Nachahmung von Waren oder Dienstleistungen

Die grundsätzlich bestehende Nachahmungsfreiheit, ohne die ein Fortschritt in Wirtschaft, Technik und Kultur nicht denkbar ist, da auch bei kreativen Leistungen regelmäßig - zumindest teilweise - auf bekannte Sachverhalte und Erfahrungen zurückgegriffen wird.

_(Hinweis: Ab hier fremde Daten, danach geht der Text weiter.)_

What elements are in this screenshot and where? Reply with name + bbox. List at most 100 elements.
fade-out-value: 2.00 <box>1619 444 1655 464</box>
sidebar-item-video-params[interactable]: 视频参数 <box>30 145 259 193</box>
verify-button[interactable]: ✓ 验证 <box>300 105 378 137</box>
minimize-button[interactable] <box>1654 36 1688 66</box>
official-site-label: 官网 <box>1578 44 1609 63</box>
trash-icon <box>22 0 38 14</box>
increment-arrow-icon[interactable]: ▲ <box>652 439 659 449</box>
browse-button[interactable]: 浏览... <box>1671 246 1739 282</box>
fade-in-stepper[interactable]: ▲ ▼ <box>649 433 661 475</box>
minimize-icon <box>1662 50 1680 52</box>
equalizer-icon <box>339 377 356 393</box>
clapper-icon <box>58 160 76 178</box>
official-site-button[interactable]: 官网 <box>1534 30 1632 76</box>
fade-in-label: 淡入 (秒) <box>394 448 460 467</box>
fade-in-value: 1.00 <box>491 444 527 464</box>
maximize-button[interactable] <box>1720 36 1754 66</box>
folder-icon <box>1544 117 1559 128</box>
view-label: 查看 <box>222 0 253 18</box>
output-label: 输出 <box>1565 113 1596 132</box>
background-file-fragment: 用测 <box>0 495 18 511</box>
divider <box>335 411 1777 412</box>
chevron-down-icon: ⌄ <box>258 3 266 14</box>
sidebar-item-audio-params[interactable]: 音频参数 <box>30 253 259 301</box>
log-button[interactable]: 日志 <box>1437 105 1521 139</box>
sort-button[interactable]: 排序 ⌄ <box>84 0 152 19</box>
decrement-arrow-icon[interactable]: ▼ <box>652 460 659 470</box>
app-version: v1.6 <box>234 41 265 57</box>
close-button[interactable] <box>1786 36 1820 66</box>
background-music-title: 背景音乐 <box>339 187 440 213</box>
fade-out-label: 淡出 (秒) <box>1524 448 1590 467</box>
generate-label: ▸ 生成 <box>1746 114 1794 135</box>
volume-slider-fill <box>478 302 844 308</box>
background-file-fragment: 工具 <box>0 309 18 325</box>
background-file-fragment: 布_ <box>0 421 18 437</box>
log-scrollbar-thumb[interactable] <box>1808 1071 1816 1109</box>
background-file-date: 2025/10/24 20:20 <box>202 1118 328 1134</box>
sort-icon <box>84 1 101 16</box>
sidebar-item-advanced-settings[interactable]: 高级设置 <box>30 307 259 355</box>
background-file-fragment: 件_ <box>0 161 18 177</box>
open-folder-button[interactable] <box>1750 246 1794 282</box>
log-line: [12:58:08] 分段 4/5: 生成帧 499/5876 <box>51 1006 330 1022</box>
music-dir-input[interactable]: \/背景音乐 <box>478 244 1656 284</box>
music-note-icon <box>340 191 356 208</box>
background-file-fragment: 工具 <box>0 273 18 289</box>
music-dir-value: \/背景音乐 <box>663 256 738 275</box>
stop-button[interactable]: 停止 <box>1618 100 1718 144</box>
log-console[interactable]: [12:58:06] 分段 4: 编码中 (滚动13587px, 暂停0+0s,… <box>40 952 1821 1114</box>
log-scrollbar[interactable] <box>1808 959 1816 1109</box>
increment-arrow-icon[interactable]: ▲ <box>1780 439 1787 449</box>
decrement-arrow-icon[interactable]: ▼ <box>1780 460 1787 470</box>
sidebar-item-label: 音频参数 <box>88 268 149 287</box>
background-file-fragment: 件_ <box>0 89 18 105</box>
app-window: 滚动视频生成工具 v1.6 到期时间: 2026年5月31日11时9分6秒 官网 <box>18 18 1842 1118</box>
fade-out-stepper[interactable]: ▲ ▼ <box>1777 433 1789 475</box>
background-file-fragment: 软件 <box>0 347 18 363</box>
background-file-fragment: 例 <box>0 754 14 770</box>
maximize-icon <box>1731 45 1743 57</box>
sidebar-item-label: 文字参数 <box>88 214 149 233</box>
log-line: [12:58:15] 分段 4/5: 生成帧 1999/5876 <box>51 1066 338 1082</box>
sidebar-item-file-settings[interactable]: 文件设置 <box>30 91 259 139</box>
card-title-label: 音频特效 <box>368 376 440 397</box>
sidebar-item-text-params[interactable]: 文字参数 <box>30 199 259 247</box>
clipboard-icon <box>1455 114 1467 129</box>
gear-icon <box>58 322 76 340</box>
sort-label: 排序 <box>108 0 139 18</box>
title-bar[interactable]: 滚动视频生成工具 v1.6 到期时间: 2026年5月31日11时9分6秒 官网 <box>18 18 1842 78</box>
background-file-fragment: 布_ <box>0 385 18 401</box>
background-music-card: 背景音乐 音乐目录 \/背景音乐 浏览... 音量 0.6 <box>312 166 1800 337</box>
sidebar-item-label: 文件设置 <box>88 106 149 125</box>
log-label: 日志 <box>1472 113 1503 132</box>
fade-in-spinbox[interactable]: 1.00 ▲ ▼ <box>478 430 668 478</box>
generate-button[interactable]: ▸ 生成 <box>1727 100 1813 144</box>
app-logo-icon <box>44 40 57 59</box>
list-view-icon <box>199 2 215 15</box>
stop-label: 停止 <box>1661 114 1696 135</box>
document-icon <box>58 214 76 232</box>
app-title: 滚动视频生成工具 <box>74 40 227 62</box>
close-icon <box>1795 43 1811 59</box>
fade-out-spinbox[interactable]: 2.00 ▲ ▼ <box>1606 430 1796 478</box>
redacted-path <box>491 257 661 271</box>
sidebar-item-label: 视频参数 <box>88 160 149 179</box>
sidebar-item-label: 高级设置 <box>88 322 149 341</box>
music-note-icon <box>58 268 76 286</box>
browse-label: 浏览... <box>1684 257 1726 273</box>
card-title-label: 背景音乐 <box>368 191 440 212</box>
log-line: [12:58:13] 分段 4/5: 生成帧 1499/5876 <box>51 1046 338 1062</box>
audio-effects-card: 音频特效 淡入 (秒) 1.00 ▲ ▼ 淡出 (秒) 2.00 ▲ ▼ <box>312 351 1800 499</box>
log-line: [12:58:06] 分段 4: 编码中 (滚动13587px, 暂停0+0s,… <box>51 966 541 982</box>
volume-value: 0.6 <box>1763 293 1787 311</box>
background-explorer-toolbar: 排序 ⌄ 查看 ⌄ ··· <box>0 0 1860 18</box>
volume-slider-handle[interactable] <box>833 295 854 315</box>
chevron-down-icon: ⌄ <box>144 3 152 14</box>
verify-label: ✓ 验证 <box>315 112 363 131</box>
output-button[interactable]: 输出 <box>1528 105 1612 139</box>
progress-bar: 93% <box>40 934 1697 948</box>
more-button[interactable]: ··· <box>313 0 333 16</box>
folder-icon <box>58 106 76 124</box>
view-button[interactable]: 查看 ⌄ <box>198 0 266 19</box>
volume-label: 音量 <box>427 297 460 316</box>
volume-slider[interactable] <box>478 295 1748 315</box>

Einschränkungen ergeben sich zu einen aus verschiedenen Gesetzen, die einen Sonderrechtsschutz gewähren, dies sind Urheber-, Marken-, Design- und Patentrecht. Neben diesem Sonderrechtsschutz gewährt § 4 Nr. 3 UWG in bestimmten Fällen zusätzlichen Schutz gegen Nachahmungen. Man spricht von ergänzenden wettbewerbsrechtlichen Leistungsschutz.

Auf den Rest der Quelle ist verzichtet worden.